E se si usasse uno stratagemma, ad esempio salvare uno screenshot della foto aperta come file sul computer? In quel caso l’intelligenza artificiale di Facebook dovrebbe essere in grado di individuare comunque il tentativo di posting, bloccandolo sul nascere.

Si parte dall’Australia

L’iniziativa parte dall’Australia, dove è già attiva in via sperimentale e vede la necessaria collaborazione del governo, da tempo impegnato a contrastare le conseguenze, spesso irrimediabili, del revenge porn. Non è un caso se Zuckerberg abbia deciso di partire proprio da qua: stando ad alcuni dati, il 20% degli australiani tra i 16 ed i 49 anni ha subito questo tipo di abusi, in modo particolare le donne tra i 18 e i 24 anni.

Rete più pulita

Se l’iniziativa assume un significato importante per impedire che gli scatti si diffondano a macchia d’olio sulla piazza virtuale più frequentata, anche la condivisione al di fuori di questa potrebbe subire un forte rallentamento.
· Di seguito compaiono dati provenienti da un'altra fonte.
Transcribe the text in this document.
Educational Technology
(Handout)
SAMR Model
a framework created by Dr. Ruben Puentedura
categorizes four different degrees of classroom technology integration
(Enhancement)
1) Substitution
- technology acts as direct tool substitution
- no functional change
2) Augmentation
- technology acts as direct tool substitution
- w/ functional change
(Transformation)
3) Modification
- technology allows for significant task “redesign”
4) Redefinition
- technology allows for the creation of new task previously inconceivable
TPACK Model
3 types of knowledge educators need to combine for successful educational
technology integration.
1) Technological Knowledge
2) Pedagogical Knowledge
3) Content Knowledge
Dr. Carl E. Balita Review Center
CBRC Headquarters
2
L’impronta affibbiata da Facebook a ogni file darebbe la possibilità di rintracciare la sua presenza ovunque in rete, così da velocizzare e automatizzare il processo di richiesta di rimozione, sia al proprietario del sito (forum, portali tematici, ecc.) che dei motori di ricerca, Google in primis. L’algoritmo perfezionato dalla compagnia americana, una volta riconosciuta l’immagine invierebbe infatti una notifica a un addetto alla sicurezza, che a quel punto si attiverebbe per chiederne l’eliminazione.

La privacy

Vada per il valido fine che vi è alla base, ma queste foto inviate dagli iscritti via Messenger (pare che l’unico modo sia questo) dove vengono conservate? Ed è certo che i dipendenti di Facebook non le usino a loro volta?
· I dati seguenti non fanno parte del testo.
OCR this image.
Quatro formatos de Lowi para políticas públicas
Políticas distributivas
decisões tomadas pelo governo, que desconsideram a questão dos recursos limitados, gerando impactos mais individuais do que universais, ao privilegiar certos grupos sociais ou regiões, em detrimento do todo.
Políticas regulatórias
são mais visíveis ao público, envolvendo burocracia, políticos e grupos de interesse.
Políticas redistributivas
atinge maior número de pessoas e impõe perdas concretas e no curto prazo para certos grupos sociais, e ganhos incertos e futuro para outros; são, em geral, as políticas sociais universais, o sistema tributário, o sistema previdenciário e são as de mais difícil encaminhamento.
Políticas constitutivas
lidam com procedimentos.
Il commissario Julie Inman Grant dell’ufficio e-Safety del governo, che si occupa della protezione dei cittadini digitali, ha spiegato: “Nessuno memorizzerà le immagini, la stessa Facebook terrà solo l’impronta telematica per analizzare eventuali corrispondenze dentro il sito e all’esterno”.

Solo primo passo

Come accaduto già nel caso delle fake news, questo è solo un tentativo per combattere il revenge porn, di certo non quello definitivo. I dubbi in merito non mancano: se un utente non avesse l’accortezza di cancellare (non archiviare ma proprio eliminare) la chat con il team di Facebook, chiunque con un accesso allo smartphone o al computer potrebbe avere accesso alle foto inviate, creando più problemi che vantaggi.

Tuttavia un passo importante è statofatto nella direzione giusta, dove la tecnologia e le capacità umane si integrano per un fine comune: proteggere la riservatezza dei soggetti indifesi, vittime di un vero e proprio crimine.